Dr. Christine Hartzell received her BS in Aerospace Engineering from the Georgia Institute of Technology and her PhD in Aerospace Engineering Sciences from the University of Colorado. While at GT and CU, she completed three internships at the Jet Propulsion Laboratory and one internship at JAXA (the Japanese space agency). After completing her PhD, she was a postdoctoral fellow in Mechanical Engineering at the California Institute of Technology for 18 months. Dr. Hartzell started as an Assistant Professor at the University of Maryland in 2014. Her research focuses on granular materials that are dominated by non-gravitational forces: she is specifically interested in the evolution of asteroids and the design of spacecraft to explore low-gravity bodies such as asteroids, comets, and the Moon.
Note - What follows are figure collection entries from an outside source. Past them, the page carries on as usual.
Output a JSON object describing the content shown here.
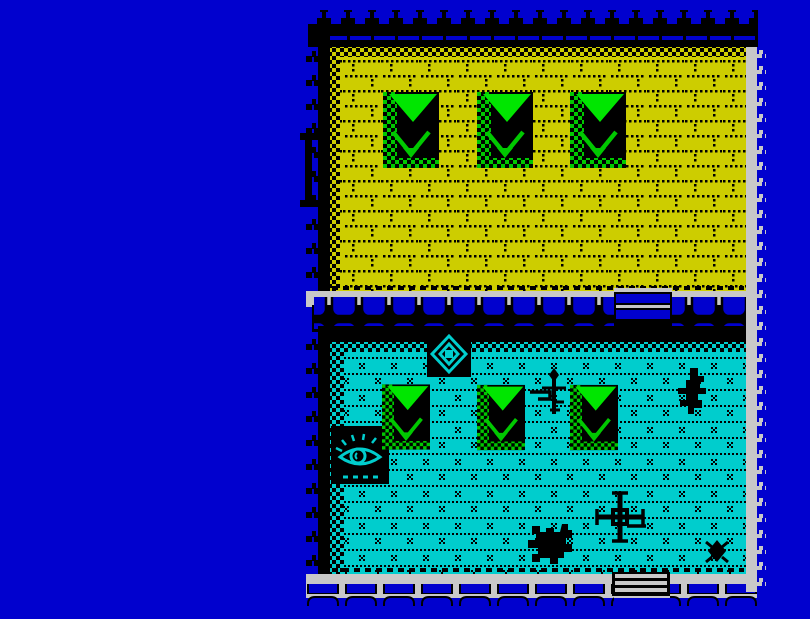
{
  "meta": {
    "type": "zx-spectrum-game-screenshot",
    "visible_text": []
  },
  "palette": {
    "background_blue": "#0101CE",
    "wall_black": "#000000",
    "stone_white": "#C8C8C8",
    "floor_yellow": "#CDCD00",
    "floor_cyan": "#00CDCD",
    "furniture_green": "#00C800",
    "furniture_bright_green": "#00E600"
  },
  "scene": {
    "rooms": [
      {
        "id": "top-room",
        "floor": "yellow",
        "contents": "three green beds, left doorway"
      },
      {
        "id": "bottom-room",
        "floor": "cyan",
        "contents": "three green beds, shield tile, eye tile, creatures, two doorways"
      }
    ],
    "sprites": [
      {
        "type": "bed",
        "x": 383,
        "y": 92,
        "w": 56,
        "h": 76
      },
      {
        "type": "bed",
        "x": 477,
        "y": 92,
        "w": 56,
        "h": 76
      },
      {
        "type": "bed",
        "x": 570,
        "y": 92,
        "w": 56,
        "h": 76
      },
      {
        "type": "door-left",
        "x": 300,
        "y": 133,
        "w": 26,
        "h": 74
      },
      {
        "type": "door-mid",
        "x": 614,
        "y": 288,
        "w": 58,
        "h": 42
      },
      {
        "type": "shield-tile",
        "x": 427,
        "y": 331,
        "w": 44,
        "h": 46
      },
      {
        "type": "eye-tile",
        "x": 331,
        "y": 426,
        "w": 58,
        "h": 58
      },
      {
        "type": "bed",
        "x": 382,
        "y": 381,
        "w": 48,
        "h": 72
      },
      {
        "type": "bed",
        "x": 477,
        "y": 382,
        "w": 48,
        "h": 71
      },
      {
        "type": "bed",
        "x": 570,
        "y": 382,
        "w": 48,
        "h": 71
      },
      {
        "type": "dagger",
        "x": 528,
        "y": 368,
        "w": 40,
        "h": 52
      },
      {
        "type": "bat",
        "x": 676,
        "y": 368,
        "w": 38,
        "h": 46
      },
      {
        "type": "windmill",
        "x": 594,
        "y": 490,
        "w": 52,
        "h": 54
      },
      {
        "type": "turtle",
        "x": 524,
        "y": 516,
        "w": 56,
        "h": 52
      },
      {
        "type": "bug",
        "x": 702,
        "y": 538,
        "w": 30,
        "h": 28
      },
      {
        "type": "door-bottom",
        "x": 612,
        "y": 572,
        "w": 58,
        "h": 24
      }
    ]
  }
}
She has received the NASA Earth and Space Science Fellowship and the Amelia Earhart Fellowship. In addition to her many accomplishments, an asteroid was named after Dr. Hartzell in recognition of her contributions to the asteroid science community: 9319 Hartzell (https://ssd.jpl.nasa.gov/sbdb.cgi?sstr=9319). She even likes to include her asteroid in exam problems!

Dr. Hartzell’s Words of Wisdom:

  1. Don’t compare the inside of yourself to the outside of someone else. On the outside, your classmates may look calm, cool and collected – like they know what they are doing and are super accomplished. You may feel like you have no idea what’s going on. Remember, though, that your classmates are probably just as uncertain as you are, and everyone works hard to project a confident “outside”.
  2. Don’t be afraid of rejection. Sometimes we are afraid to ask for something (a meeting with a professor, an undergraduate research position, a raise, etc), because we think “I am just an undergrad, I’m not that important, etc.” The key is to evaluate the risks associated with the worst possible outcome of your request. Most of the time, the worst outcome is that your request is denied, which is really not that bad at all because you’re just in the same position as you were before you asked.
  3. The work environment is MUCH better than it used to be, but you will still encounter sexism. If you get into a bad situation, don’t be afraid to make a change – you are valuable! Be assertive and confident, and fix things quickly. Never compromise your integrity.

Did you know?:

Dr. Hartzell has a horse and has ridden horses since she was five years old. Her horse is a thoroughbred and she usually rides him a couple of times a week. They primarily do dressage, but she hopes to do some eventing when she has more time. Despite being very large, her horse is not very brave and relies on his pony pasture-mate for protection.

Another fun fact about Dr. Hartzell is that she also downhill skis every winter on the West coast. She grew up skiing and skied a lot during grad school. Her favorite ski area is Snowbird, Utah.